Obras de irrigação e investimento

Atualmente, existem 56 municípios sob um decreto de escassez de água em cinco regiões do Chile: Coquimbo, Valparaíso e Metropolitana, O'Higgins e Maule. Mais de 100 localidades, entretanto, foram declaradas zonas de emergência agrícola.

Segundo o governo, os fluxos fluviais nessas áreas têm déficits de até 84% em comparação com as médias históricas.

"As mudanças climáticas chegaram para ficar e temos que agir", disse o ministro da Agricultura do Chile, Antonio Walker.

O ministro acrescenta que "a desertificação é uma realidade e o grande desafio agora é como lidar com esses solos degradados e transformá-los em matéria orgânica e de alto carbono".

Para fazer isso, Walker diz que grandes obras de irrigação devem ser produzidas.

"Não construímos a infraestrutura de irrigação para tirar proveito da água. Precisamos fazer reservatórios, uma nova institucionalidade da água, tratar esgotos, entre outras ações", diz ele.

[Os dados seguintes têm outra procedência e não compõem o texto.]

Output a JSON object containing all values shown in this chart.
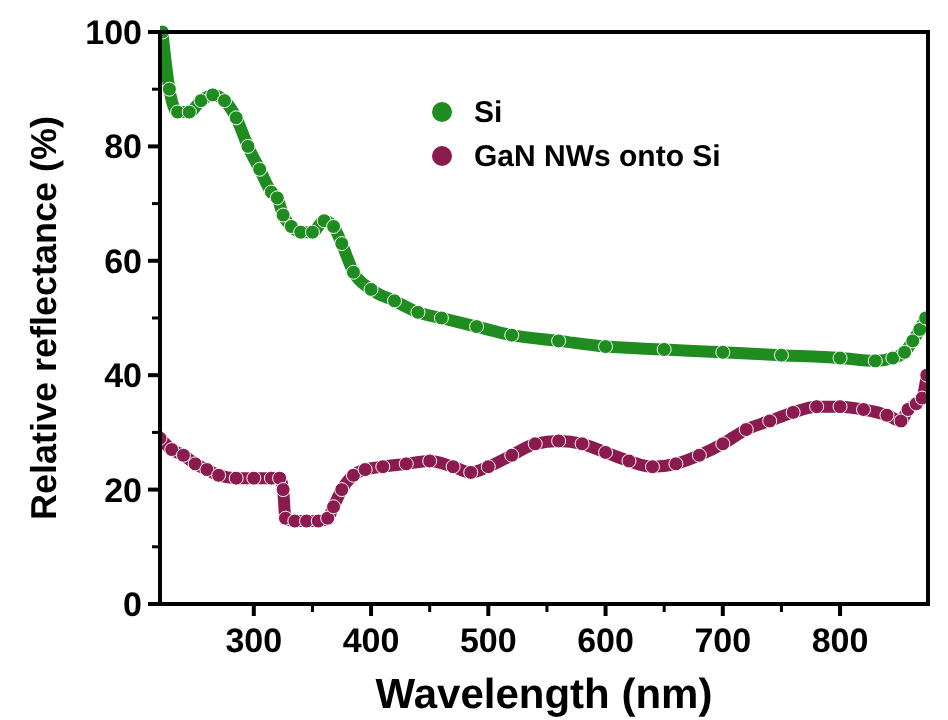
{
  "chart_data": {
    "type": "line",
    "xlabel": "Wavelength (nm)",
    "ylabel": "Relative reflectance (%)",
    "xlim": [
      220,
      875
    ],
    "xticks": [
      300,
      400,
      500,
      600,
      700,
      800
    ],
    "ylim": [
      0,
      100
    ],
    "yticks": [
      0,
      20,
      40,
      60,
      80,
      100
    ],
    "marker": "circle",
    "legend": "top",
    "grid": false,
    "series": [
      {
        "name": "Si",
        "color": "#1e8c1e",
        "x": [
          222,
          228,
          235,
          245,
          255,
          265,
          275,
          285,
          295,
          305,
          315,
          320,
          325,
          332,
          340,
          350,
          360,
          368,
          375,
          385,
          400,
          420,
          440,
          460,
          490,
          520,
          560,
          600,
          650,
          700,
          750,
          800,
          830,
          845,
          855,
          862,
          868,
          873
        ],
        "values": [
          100,
          90,
          86,
          86,
          88,
          89,
          88,
          85,
          80,
          76,
          72,
          71,
          68,
          66,
          65,
          65,
          67,
          66,
          63,
          58,
          55,
          53,
          51,
          50,
          48.5,
          47,
          46,
          45,
          44.5,
          44,
          43.5,
          43,
          42.5,
          43,
          44,
          46,
          48,
          50
        ]
      },
      {
        "name": "GaN NWs onto Si",
        "color": "#8b1a4e",
        "x": [
          220,
          230,
          240,
          250,
          260,
          270,
          285,
          300,
          315,
          322,
          325,
          327,
          335,
          345,
          355,
          363,
          368,
          375,
          385,
          395,
          410,
          430,
          450,
          470,
          485,
          500,
          520,
          540,
          560,
          580,
          600,
          620,
          640,
          660,
          680,
          700,
          720,
          740,
          760,
          780,
          800,
          820,
          840,
          852,
          858,
          865,
          870,
          874
        ],
        "values": [
          29,
          27,
          26,
          24.5,
          23.5,
          22.5,
          22,
          22,
          22,
          22,
          20,
          15,
          14.5,
          14.5,
          14.5,
          15,
          17,
          20,
          22.5,
          23.5,
          24,
          24.5,
          25,
          24,
          23,
          24,
          26,
          28,
          28.5,
          28,
          26.5,
          25,
          24,
          24.5,
          26,
          28,
          30.5,
          32,
          33.5,
          34.5,
          34.5,
          34,
          33,
          32,
          34,
          35,
          36,
          40
        ]
      }
    ]
  }
}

"Esta é uma estação muito difícil, e a seca é mais grave do que a de 1968, porque, com a mesma pluviosidade, temos uma agricultura, uma economia e uma população muito maiores", acrescenta o ministro.

Mas, até que esses investimentos sejam feitos, a verdade é que produtores e fazendeiros como Aldo Norman não encontrarão uma solução a longo prazo.

A única saída, diz Norman, é migrar para o sul ou desistir da criação de gado.

"Não vamos aguentar mais um ano seco", lamenta.